Tobacco warnings, the bigger the better

Tobacco warnings, the bigger the better

The recommendations of a parliamentary committee on subordinate legislation on pictorial warnings on cigarette and beedi packets promote the interests of the tobacco lobby more than the cause of public health. The committee has disfavoured the proposal to cover 85% of the display area on packets with pictorial warnings, and suggested that the size of the warning space be increased from the existing 40% to just 50%. For beedis, 50% of the space on only one side will be covered. The proposal was to be originally implemented from April 1, 2015 but was pushed ahead to April this year. Though only a few days are left for implementation, a decision has not yet been taken. A 10% increase in warning space will not make any difference. The committee found the recommendation to cover 85% of the space on packets with warnings “too harsh”.

The 15-member committee’s credentials were in doubt even before it made the recommendations.
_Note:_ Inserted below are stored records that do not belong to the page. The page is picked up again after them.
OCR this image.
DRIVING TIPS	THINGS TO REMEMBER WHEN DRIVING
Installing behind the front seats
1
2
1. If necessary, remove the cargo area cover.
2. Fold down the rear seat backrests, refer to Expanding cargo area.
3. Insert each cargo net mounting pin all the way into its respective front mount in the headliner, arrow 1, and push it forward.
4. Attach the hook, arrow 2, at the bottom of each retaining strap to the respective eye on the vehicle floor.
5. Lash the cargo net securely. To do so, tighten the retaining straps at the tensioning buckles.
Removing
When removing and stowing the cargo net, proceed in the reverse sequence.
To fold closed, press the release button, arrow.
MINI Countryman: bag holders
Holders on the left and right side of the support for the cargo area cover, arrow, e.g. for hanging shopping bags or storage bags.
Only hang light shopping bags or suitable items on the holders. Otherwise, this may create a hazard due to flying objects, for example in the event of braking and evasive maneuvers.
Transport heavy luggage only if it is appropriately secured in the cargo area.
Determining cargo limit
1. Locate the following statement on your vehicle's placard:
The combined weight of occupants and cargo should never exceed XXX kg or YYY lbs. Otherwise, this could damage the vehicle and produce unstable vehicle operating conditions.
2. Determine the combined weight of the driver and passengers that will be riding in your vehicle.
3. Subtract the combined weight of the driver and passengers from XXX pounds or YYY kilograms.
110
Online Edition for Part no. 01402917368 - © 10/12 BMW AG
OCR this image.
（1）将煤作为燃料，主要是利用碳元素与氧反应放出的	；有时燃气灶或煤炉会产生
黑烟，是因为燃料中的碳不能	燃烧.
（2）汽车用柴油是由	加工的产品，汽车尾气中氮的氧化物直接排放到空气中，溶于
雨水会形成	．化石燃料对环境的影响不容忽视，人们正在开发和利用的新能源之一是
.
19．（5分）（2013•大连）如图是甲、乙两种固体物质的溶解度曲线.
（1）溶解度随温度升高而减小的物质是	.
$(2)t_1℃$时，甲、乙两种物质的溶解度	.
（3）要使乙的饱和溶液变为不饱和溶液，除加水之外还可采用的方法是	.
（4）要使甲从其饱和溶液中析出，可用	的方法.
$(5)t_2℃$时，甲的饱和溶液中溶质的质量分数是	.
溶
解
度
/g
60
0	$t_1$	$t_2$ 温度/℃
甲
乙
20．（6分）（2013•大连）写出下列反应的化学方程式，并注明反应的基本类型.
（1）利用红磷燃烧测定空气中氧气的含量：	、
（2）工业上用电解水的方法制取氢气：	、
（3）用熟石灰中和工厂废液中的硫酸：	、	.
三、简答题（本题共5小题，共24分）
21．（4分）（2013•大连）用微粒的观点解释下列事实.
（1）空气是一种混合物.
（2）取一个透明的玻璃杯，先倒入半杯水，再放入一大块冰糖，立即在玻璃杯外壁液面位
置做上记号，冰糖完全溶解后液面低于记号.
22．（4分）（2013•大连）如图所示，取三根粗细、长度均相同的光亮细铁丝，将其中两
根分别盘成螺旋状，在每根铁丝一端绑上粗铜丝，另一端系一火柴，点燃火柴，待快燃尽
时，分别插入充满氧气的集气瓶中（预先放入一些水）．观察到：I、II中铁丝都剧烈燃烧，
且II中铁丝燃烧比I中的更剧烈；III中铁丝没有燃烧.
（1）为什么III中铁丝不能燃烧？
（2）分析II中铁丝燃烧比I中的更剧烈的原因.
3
One of the members is the country’s biggest beedi baron. He recused from the discussion on tobacco warnings but his very inclusion in the committee showed a serious conflict of interest. The committee’s chairman, Dilip Kumar Gandhi, had last year said that there was no study which proved that the use of tobacco caused cancer. As the committee’s attitude was clear from this, there is no surprise that it did not want to be harsh on the tobacco industry. An increase in warning space is meant to create awareness among the people about the dangers of consumption of tobacco. There is no need to prove that tobacco is a serious health hazard, as every study everywhere in the world has proved that. Still, the committee is not in favour of a measure which will help highlight that danger. In countries like Australia, it has been observed that bigger visual warnings on cigarette packets have led to a decrease in smoking habit.

About a million people in India die of diseases caused by the consumption of tobacco. The cost of medical treatment is high and many families suffer due to death or ailments. But the country is unable to take a decision which is likely to lead to a reduction in the use of tobacco. There are arguments that tobacco farmers and workers in the industry might be affected adversely. The health of the common man is more important than all this. The committee failed to see this, but the government should not.